Every software tester often comes across a variety of QA testing types: some they’ve worked on, and some they’ve heard of. Unfortunately, not everyone is aware of the different types of QA testing and the role they play in the overall quality of the product. At a high-level, testing can be differentiated into manual and automated; but when you dive deeper, there are several other forms. Here are 10 different types of QA testing:
A type of testing that’s conducted at the ground level, unit testing is low-level testing carried out to test individual units or functions of the software under development. With unit testing, developers focus on testing during the early stages of building software to ensure that each section of your software application meets certain standards.
Once unit testing is done, component testing allows testers to test multiple units or components in a single code.
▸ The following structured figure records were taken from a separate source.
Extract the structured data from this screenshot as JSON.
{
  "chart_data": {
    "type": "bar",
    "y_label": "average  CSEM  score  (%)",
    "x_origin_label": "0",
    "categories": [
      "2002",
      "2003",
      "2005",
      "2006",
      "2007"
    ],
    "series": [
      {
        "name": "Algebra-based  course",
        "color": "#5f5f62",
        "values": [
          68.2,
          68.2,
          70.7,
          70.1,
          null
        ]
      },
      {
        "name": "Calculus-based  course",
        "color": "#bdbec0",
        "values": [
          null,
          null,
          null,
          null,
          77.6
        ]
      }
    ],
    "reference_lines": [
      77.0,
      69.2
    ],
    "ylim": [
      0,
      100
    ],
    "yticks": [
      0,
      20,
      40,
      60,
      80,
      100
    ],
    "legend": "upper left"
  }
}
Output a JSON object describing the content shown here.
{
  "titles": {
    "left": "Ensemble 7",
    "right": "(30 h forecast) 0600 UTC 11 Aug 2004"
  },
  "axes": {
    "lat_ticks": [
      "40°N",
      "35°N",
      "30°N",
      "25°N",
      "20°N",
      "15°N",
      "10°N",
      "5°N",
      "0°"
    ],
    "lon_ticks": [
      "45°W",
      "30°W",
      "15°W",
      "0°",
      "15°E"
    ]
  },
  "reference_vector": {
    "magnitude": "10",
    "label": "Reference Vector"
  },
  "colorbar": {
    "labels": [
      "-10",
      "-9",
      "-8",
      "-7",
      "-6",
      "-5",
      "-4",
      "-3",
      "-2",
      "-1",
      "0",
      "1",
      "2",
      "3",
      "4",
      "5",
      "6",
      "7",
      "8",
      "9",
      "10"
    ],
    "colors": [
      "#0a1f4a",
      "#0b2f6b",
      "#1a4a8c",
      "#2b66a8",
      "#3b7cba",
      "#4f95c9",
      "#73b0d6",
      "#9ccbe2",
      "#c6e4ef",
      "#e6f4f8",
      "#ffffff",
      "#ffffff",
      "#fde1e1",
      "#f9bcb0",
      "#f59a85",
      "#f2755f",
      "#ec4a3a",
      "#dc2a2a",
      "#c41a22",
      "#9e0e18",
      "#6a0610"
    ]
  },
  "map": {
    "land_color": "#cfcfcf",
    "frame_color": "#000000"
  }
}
By using real data and testing how different components work independently without integration, component testing helps identify defects that may arise, once the components are connected to each other.
The next stage in the QA testing lifecycle is integration testing, which verifies if the different modules or services used by your application work well together. By combining different components into a group and testing them together, integration testing helps evaluate if the system or component complies with the required functional requirements.
End-to-end testing helps in testing the functionality and performance of the product – under live settings. By replicating user behavior in product-like circumstances, end-to-end testing helps simulate what a real-world scenario would look like and verifies if the various user flows work as expected. Replicating user behavior and journeys helps test data integrity and intercommunication with other systems.
Performance testing allows testers to check the behavior of the system – when it is under significant load. Performance tests help confirm the reliability, stability, and availability of the product and verify if additional load is going to degrade the performance of the system.
Regression testing allows testers to test an application, after a change or modification has been made. By running functional and non-functional tests, it ensures if previously developed and tested software performs as expected – post bug fixes, software enhancements or configuration changes. By ensuring that recent codes and additions are working properly, you will improve the ability to run automation smoothly.
Sanity testing is a form of regression testing that helps testers determine if new code changes or feature updates perform well enough to undergo a major testing effort. If the application crashes, it means the system is not stable enough for further testing, and an additional build is assigned to fix the problems. The objective of sanity testing is not to thoroughly verify the functionality of the software, but instead to measure if the complete build of the software is proper.